The deterministic spine

Somal uses the phrase "deterministic spine" to describe how Temporal positions itself relative to the probabilistic outputs of language models. The concept is worth unpacking.

LLMs are non-deterministic: given the same input, they may produce different outputs. That's a feature for creative tasks and a liability for enterprise processes that require consistency. A procurement workflow, a compliance check, or a patient summary cannot simply fail silently because a model call timed out.

The deterministic spine is the orchestration layer that wraps around model calls and enforces reliability regardless of what the model does. "It is denoting the path you want to take," Somal said. "It is calling the brain, but if the brain doesn't respond, it will call it again. If the brain responds but the next step is going to fail, it will pick up from where that failure happened."

In this architecture, the model handles reasoning; the orchestration layer handles execution guarantees. Neither substitutes for the other.

The token tax and the economics of failure

Cost visibility has emerged as a distinct concern as enterprises try to calculate ROI on agentic deployments. Long-running agents make multiple model calls across complex workflows, and without observability into each step, spending patterns become opaque.

Somal described one operational advantage of durable orchestration as granular visibility into where tokens are consumed. "You've got visibility into that entire flow in a single pane of glass," she said. "You can now see where you're spending the tokens in an agent that is multiple steps and calling multiple different systems."

Workflow recovery also shapes cost efficiency directly. Without it, a failure at step seven of a ten-step process means rerunning steps one through six — all billable. "You pick up from where the crash happened," Somal said. "We save you the cost of running the agent from step one again."

The magnitude of that saving depends on workflow complexity and failure frequency, and Somal did not offer specific figures. But the directional logic is straightforward: the longer the workflow and the more expensive the model calls, the higher the cost of unrecovered failures.

The cloud migration parallel — and its limits

Somal's comparison to early cloud adoption is instructive, though it's worth examining carefully.

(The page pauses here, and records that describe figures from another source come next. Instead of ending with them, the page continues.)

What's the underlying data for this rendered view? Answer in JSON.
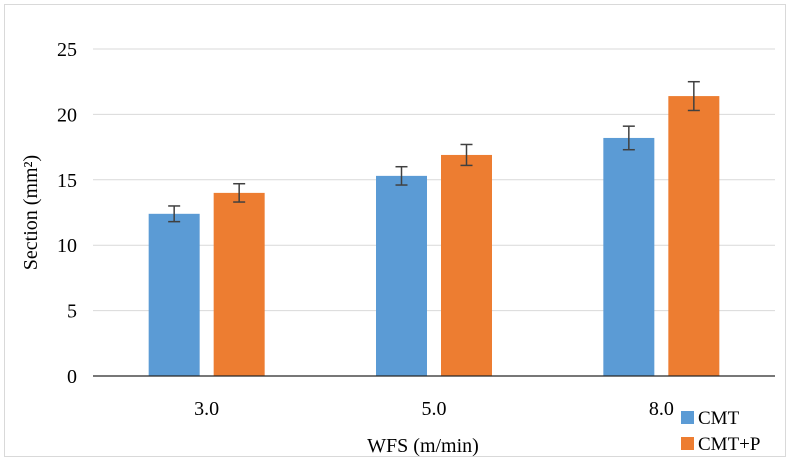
{
  "chart_data": {
    "type": "bar",
    "xlabel": "WFS (m/min)",
    "ylabel": "Section (mm²)",
    "categories": [
      "3.0",
      "5.0",
      "8.0"
    ],
    "ylim": [
      0,
      25
    ],
    "yticks": [
      0,
      5,
      10,
      15,
      20,
      25
    ],
    "grid": true,
    "legend_position": "bottom-right",
    "series": [
      {
        "name": "CMT",
        "color": "#5b9bd5",
        "values": [
          12.4,
          15.3,
          18.2
        ],
        "errors": [
          0.6,
          0.7,
          0.9
        ]
      },
      {
        "name": "CMT+P",
        "color": "#ed7d31",
        "values": [
          14.0,
          16.9,
          21.4
        ],
        "errors": [
          0.7,
          0.8,
          1.1
        ]
      }
    ]
  }
}
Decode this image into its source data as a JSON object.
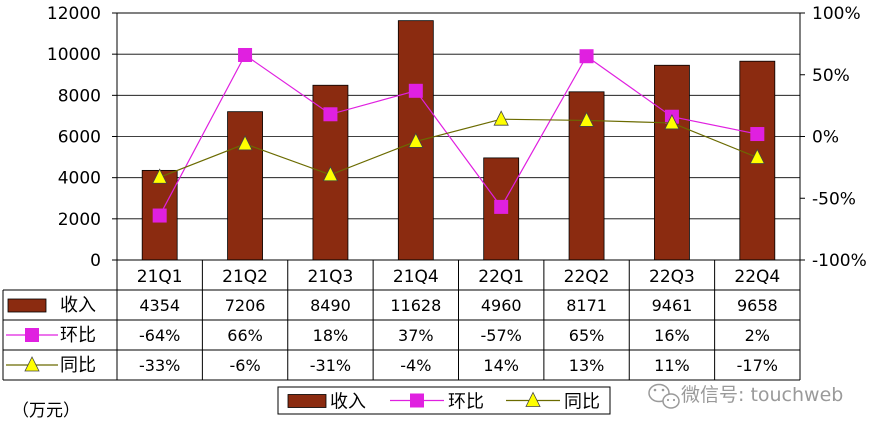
{
  "chart_data": {
    "type": "bar",
    "categories": [
      "21Q1",
      "21Q2",
      "21Q3",
      "21Q4",
      "22Q1",
      "22Q2",
      "22Q3",
      "22Q4"
    ],
    "series": [
      {
        "name": "收入",
        "kind": "bar",
        "axis": "left",
        "color": "#8B2B10",
        "values": [
          4354,
          7206,
          8490,
          11628,
          4960,
          8171,
          9461,
          9658
        ]
      },
      {
        "name": "环比",
        "kind": "line",
        "axis": "right",
        "color": "#E020E0",
        "marker": "square",
        "values": [
          -64,
          66,
          18,
          37,
          -57,
          65,
          16,
          2
        ]
      },
      {
        "name": "同比",
        "kind": "line",
        "axis": "right",
        "color": "#6B6B00",
        "marker": "triangle",
        "values": [
          -33,
          -6,
          -31,
          -4,
          14,
          13,
          11,
          -17
        ]
      }
    ],
    "table_rows": [
      {
        "label": "收入",
        "cells": [
          "4354",
          "7206",
          "8490",
          "11628",
          "4960",
          "8171",
          "9461",
          "9658"
        ]
      },
      {
        "label": "环比",
        "cells": [
          "-64%",
          "66%",
          "18%",
          "37%",
          "-57%",
          "65%",
          "16%",
          "2%"
        ]
      },
      {
        "label": "同比",
        "cells": [
          "-33%",
          "-6%",
          "-31%",
          "-4%",
          "14%",
          "13%",
          "11%",
          "-17%"
        ]
      }
    ],
    "ylim_left": [
      0,
      12000
    ],
    "yticks_left": [
      "0",
      "2000",
      "4000",
      "6000",
      "8000",
      "10000",
      "12000"
    ],
    "ylim_right": [
      -100,
      100
    ],
    "yticks_right": [
      "-100%",
      "-50%",
      "0%",
      "50%",
      "100%"
    ],
    "unit_note": "（万元）",
    "legend": [
      "收入",
      "环比",
      "同比"
    ],
    "legend_position": "bottom",
    "grid": "horizontal"
  },
  "watermark": {
    "text": "微信号: touchweb",
    "icon": "wechat-icon"
  }
}
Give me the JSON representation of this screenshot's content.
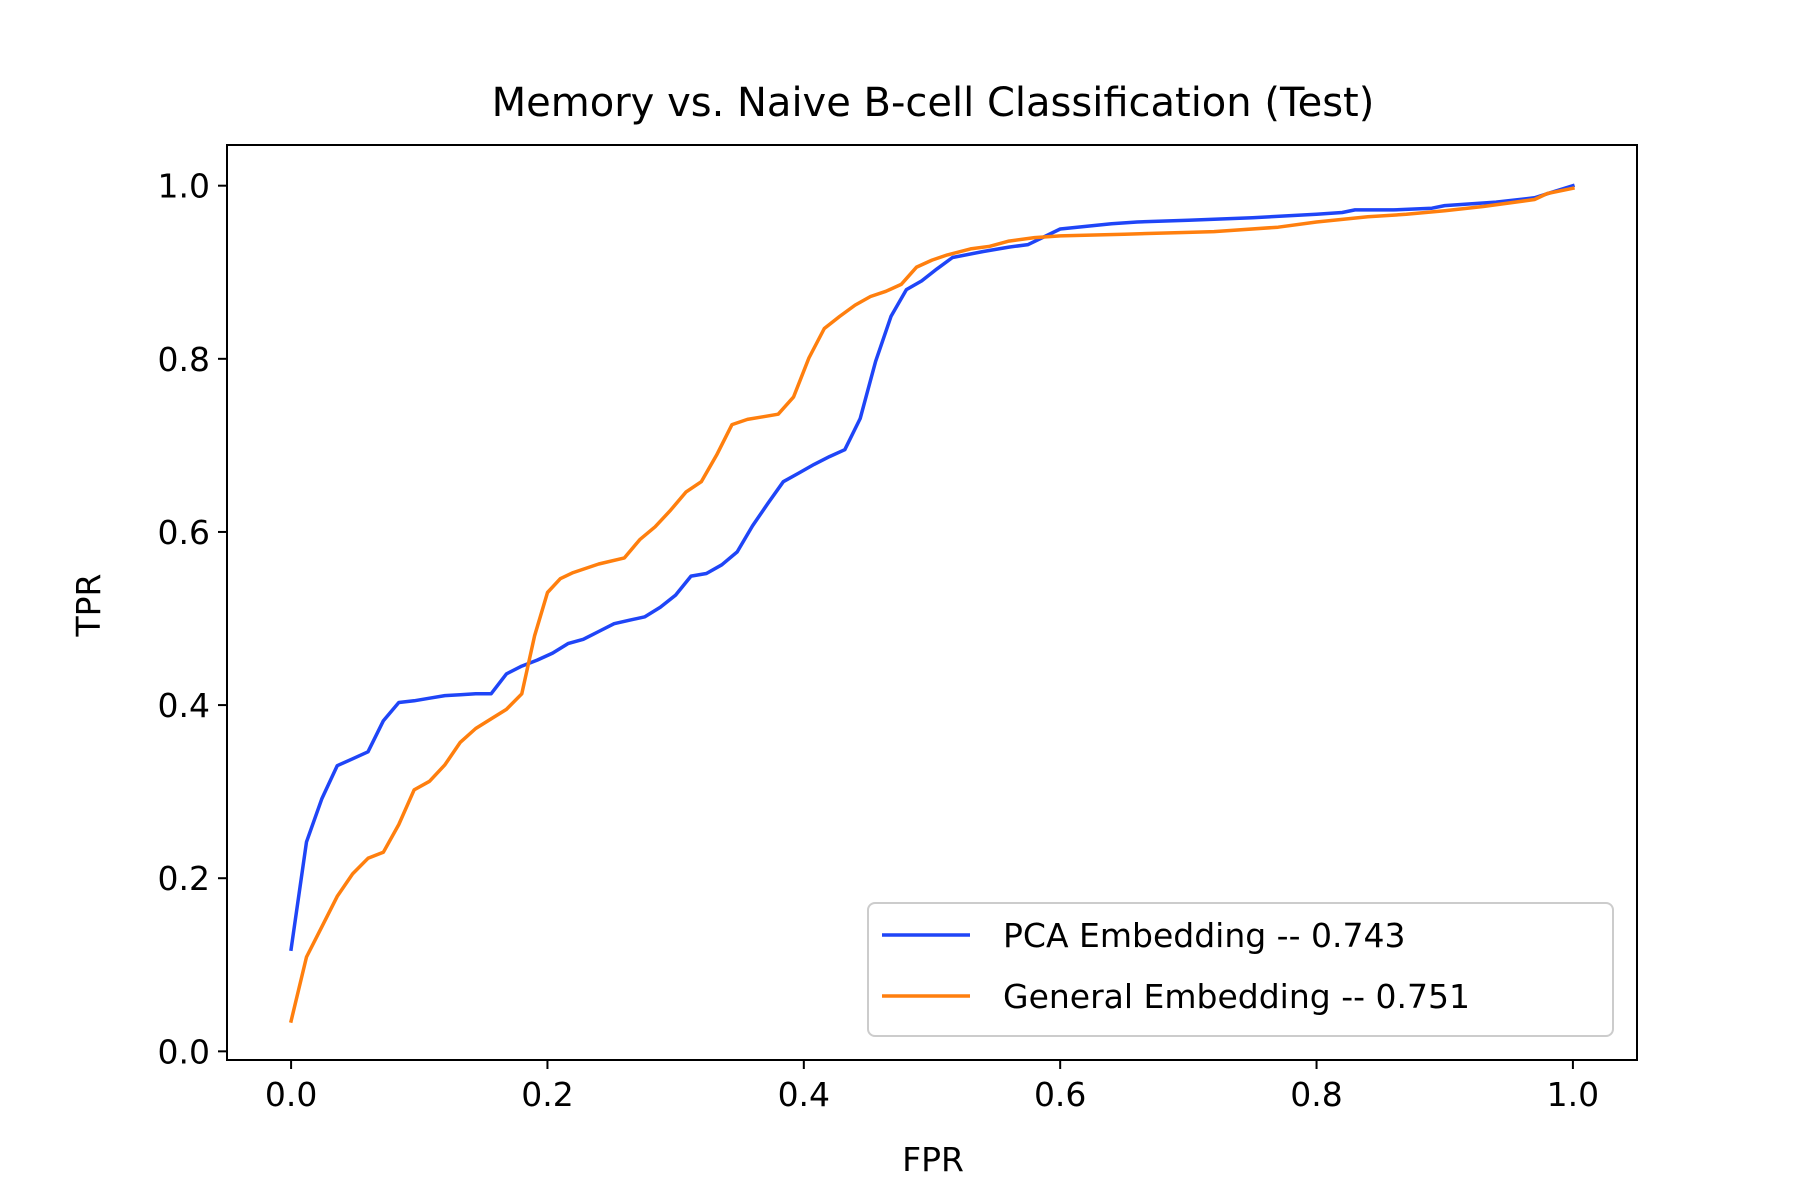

The "lift and shift" pattern she describes — migrating workloads to cloud infrastructure without redesigning underlying architectures — did produce real cost overruns for many enterprises. The analogy maps reasonably well: in both cases, organizations adopted new infrastructure faster than they adapted their engineering practices to it.

The difference is that cloud infrastructure failures are generally well-understood and recoverable. LLM-based agent failures can be subtler — a model that returns a plausible but incorrect output, for instance, may not trigger any error handling at all. That's a failure mode the deterministic spine doesn't fully address, and it's worth noting that Somal's framing focuses on execution reliability rather than output correctness.

'Paved paths' over off-the-shelf platforms

As enterprises revisit first-generation deployments, Somal said a clear preference is emerging: rather than adopting fully managed agent platforms wholesale, organizations want internal frameworks that embed governance, model selection policies, identity systems, cost management, and observability from the start.

"The enterprises are looking at building these paved paths," she said. "Taking something off the shelf is maybe not going to work because there are all of these other requirements."

That preference reflects a broader maturation in how enterprises think about AI infrastructure — less as a product to be purchased and more as a capability to be engineered. Whether most organizations have the internal talent to build and maintain those frameworks is a separate question, and one the current conversation doesn't fully resolve.

What does seem clear is that the first generation of enterprise AI agents was built for speed. The second generation is being built for survival.